Coincide también que este problema presenta aristas propias del Derecho internacional privado -disciplina que estudia desde hace más de treinta años y cuya cátedra ocupa actualmente en el Campus de Ourense quien suscribe-; lo que motivó, en su día, la solicitud al Ministerio de Educación y Ciencia de un proyecto de investigación, finalmente concedido a la Universidad de Vigo, para analizar los problemas jurídicos que el tema planteaba.

Además, hace poco, el 20 de junio pasado, el Tribunal de Justicia de la Unión Europea (TJUE) dictó su última resolución sobre este caso que, lejos de haber concluido, se halla todavía pendiente ante los tribunales británicos, por lo que se refiere a la ejecución allí de la sentencia española donde se fija la responsabilidad por daños que debe asumir la aseguradora del buque; esto es, la parte más jugosa del litigio, crematísticamente hablando.

Aun a riesgo de rozar cierta incorrección política, conviene recordar, ante todo, en relación con este espinoso problema, la causa que se halla detrás de tan terrible drama, relacionada con el transporte de crudo en buques monocasco; actividad posteriormente prohibida en el ámbito de la Unión Europea, dado que supone una rebaja en el precio del producto final a base de reducir los costes que requeriría su mayor seguridad.

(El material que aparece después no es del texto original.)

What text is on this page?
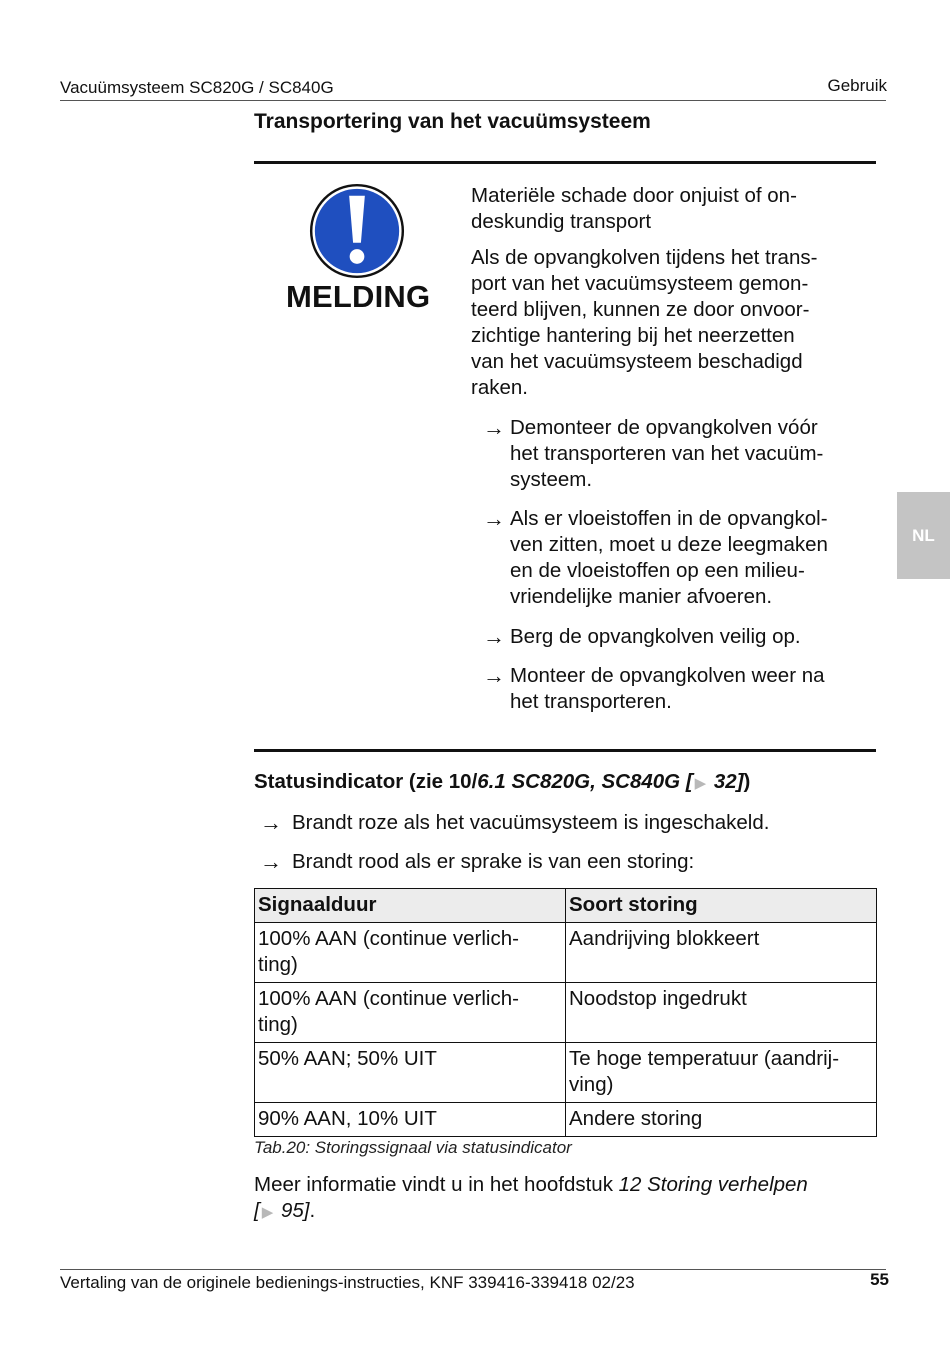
Vacuümsysteem SC820G / SC840G	Gebruik
Transportering van het vacuümsysteem
MELDING
Materiële schade door onjuist of on-
deskundig transport
Als de opvangkolven tijdens het trans-
port van het vacuümsysteem gemon-
teerd blijven, kunnen ze door onvoor-
zichtige hantering bij het neerzetten
van het vacuümsysteem beschadigd
raken.
→ Demonteer de opvangkolven vóór
het transporteren van het vacuüm-
systeem.
→ Als er vloeistoffen in de opvangkol-
ven zitten, moet u deze leegmaken
en de vloeistoffen op een milieu-
vriendelijke manier afvoeren.
→ Berg de opvangkolven veilig op.
→ Monteer de opvangkolven weer na
het transporteren.
Statusindicator (zie 10/6.1 SC820G, SC840G [ ▶ 32])
→ Brandt roze als het vacuümsysteem is ingeschakeld.
→ Brandt rood als er sprake is van een storing:
Signaalduur	Soort storing

100% AAN (continue verlich-
ting)	Aandrijving blokkeert

100% AAN (continue verlich-
ting)	Noodstop ingedrukt

50% AAN; 50% UIT	Te hoge temperatuur (aandrij-
ving)

90% AAN, 10% UIT	Andere storing
Tab.20: Storingssignaal via statusindicator
Meer informatie vindt u in het hoofdstuk 12 Storing verhelpen
[ ▶ 95].
NL
Vertaling van de originele bedienings-instructies, KNF 339416-339418 02/23	55
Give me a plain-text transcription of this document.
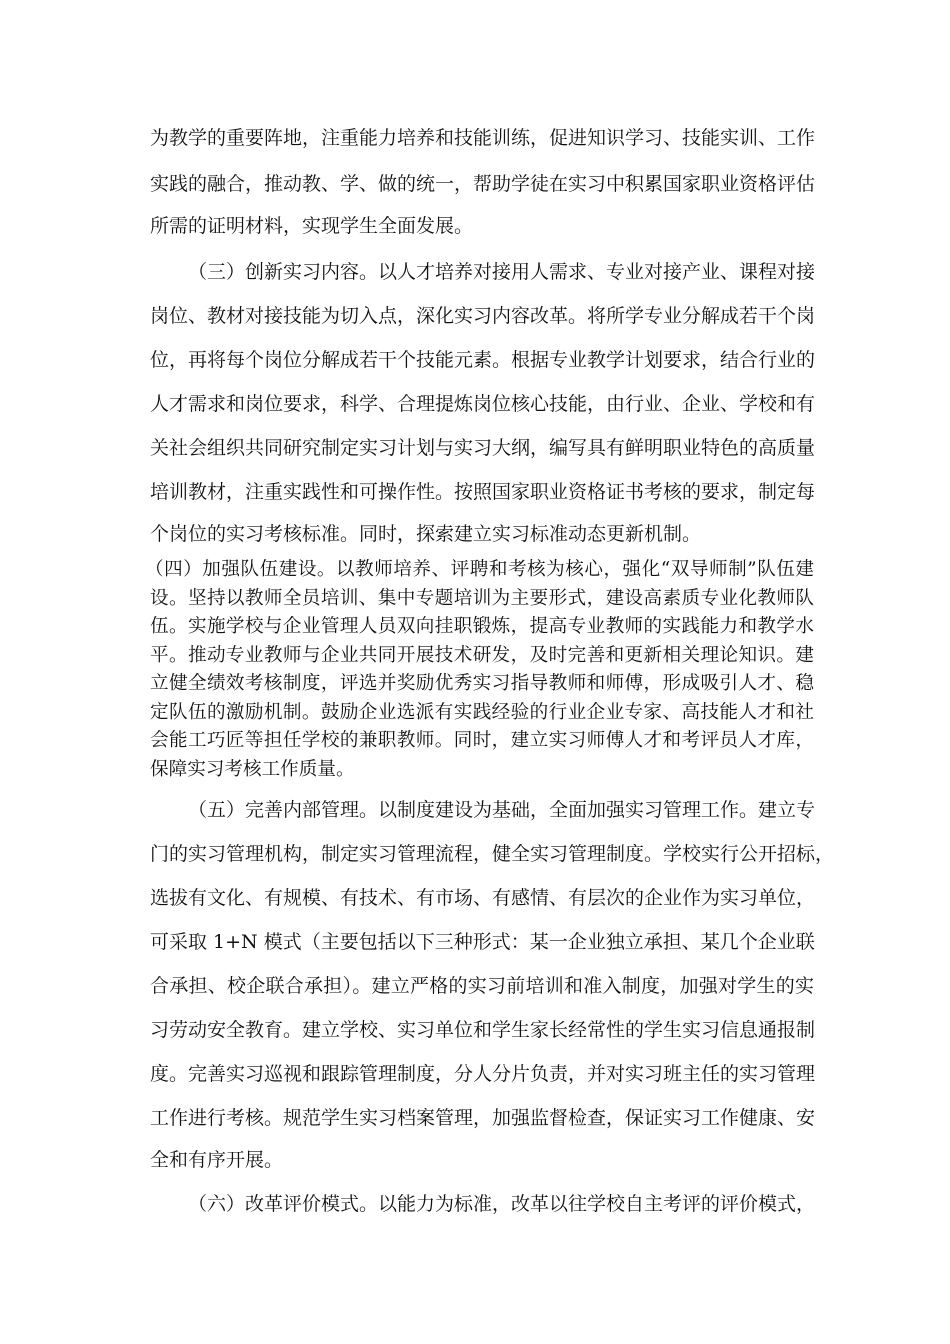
为教学的重要阵地，注重能力培养和技能训练，促进知识学习、技能实训、工作
实践的融合，推动教、学、做的统一，帮助学徒在实习中积累国家职业资格评估
所需的证明材料，实现学生全面发展。
（三）创新实习内容。以人才培养对接用人需求、专业对接产业、课程对接
岗位、教材对接技能为切入点，深化实习内容改革。将所学专业分解成若干个岗
位，再将每个岗位分解成若干个技能元素。根据专业教学计划要求，结合行业的
人才需求和岗位要求，科学、合理提炼岗位核心技能，由行业、企业、学校和有
关社会组织共同研究制定实习计划与实习大纲，编写具有鲜明职业特色的高质量
培训教材，注重实践性和可操作性。按照国家职业资格证书考核的要求，制定每
个岗位的实习考核标准。同时，探索建立实习标准动态更新机制。
（四）加强队伍建设。以教师培养、评聘和考核为核心，强化“双导师制”队伍建
设。坚持以教师全员培训、集中专题培训为主要形式，建设高素质专业化教师队
伍。实施学校与企业管理人员双向挂职锻炼，提高专业教师的实践能力和教学水
平。推动专业教师与企业共同开展技术研发，及时完善和更新相关理论知识。建
立健全绩效考核制度，评选并奖励优秀实习指导教师和师傅，形成吸引人才、稳
定队伍的激励机制。鼓励企业选派有实践经验的行业企业专家、高技能人才和社
会能工巧匠等担任学校的兼职教师。同时，建立实习师傅人才和考评员人才库，
保障实习考核工作质量。
（五）完善内部管理。以制度建设为基础，全面加强实习管理工作。建立专
门的实习管理机构，制定实习管理流程，健全实习管理制度。学校实行公开招标，
选拔有文化、有规模、有技术、有市场、有感情、有层次的企业作为实习单位，
可采取 1+N 模式（主要包括以下三种形式：某一企业独立承担、某几个企业联
合承担、校企联合承担）。建立严格的实习前培训和准入制度，加强对学生的实
习劳动安全教育。建立学校、实习单位和学生家长经常性的学生实习信息通报制
度。完善实习巡视和跟踪管理制度，分人分片负责，并对实习班主任的实习管理
工作进行考核。规范学生实习档案管理，加强监督检查，保证实习工作健康、安
全和有序开展。
（六）改革评价模式。以能力为标准，改革以往学校自主考评的评价模式，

Eso sí, con el petróleo se fabrica desde la tinta con la que se elabora este mismo periódico en su formato impreso hasta la carcasa del portátil donde se lee su versión electrónica, pasando por la mayoría de objetos que adornan nuestra cómoda vida cotidiana. En suma: mejorar la seguridad del transporte marítimo de hidrocarburos conlleva incrementar su precio final, lo que siempre repercutirá en el bolsillo del usuario de sus productos derivados.

Conscientes de que nuestra calidad de vida actual tiene un precio que debemos asumir entre todos, en aras de la seguridad ambiental, ahora, a toro pasado, corresponde a los tribunales determinar la reparación económica del desastre; algo que los avezados asesores legales de la empresa aseguradora del buque han intentado dinamitar por todos los medios posibles, aunque el TJUE, afortunadamente, ha sabido ponerle freno a tiempo.

En su brillante sentencia, el Alto Tribunal europeo desmonta los argumentos del Abogado General, el irlandés Arthur Collins, que pretendía legitimar la sentencia británica dictada de conformidad con un previo arbitraje también celebrado en Reino Unido, a instancias de la aseguradora, mediante la cual se pretendía impedir la ejecución en dicho país de la resolución española de condena a casi 900 millones de euros.

Ante esta historia (judicial) interminable del infierno desatado hace veinte años, cabe desear que nos encontremos ya dando los últimos pasos de cara a obtener la justa reparación por tan pavorosos daños infligidos a la costa gallega; y concienciar a la población de que, cueste lo que nos cueste, unas medidas de seguridad adecuadas son la mejor fórmula para evitar otras tragedias de tal calibre en el futuro.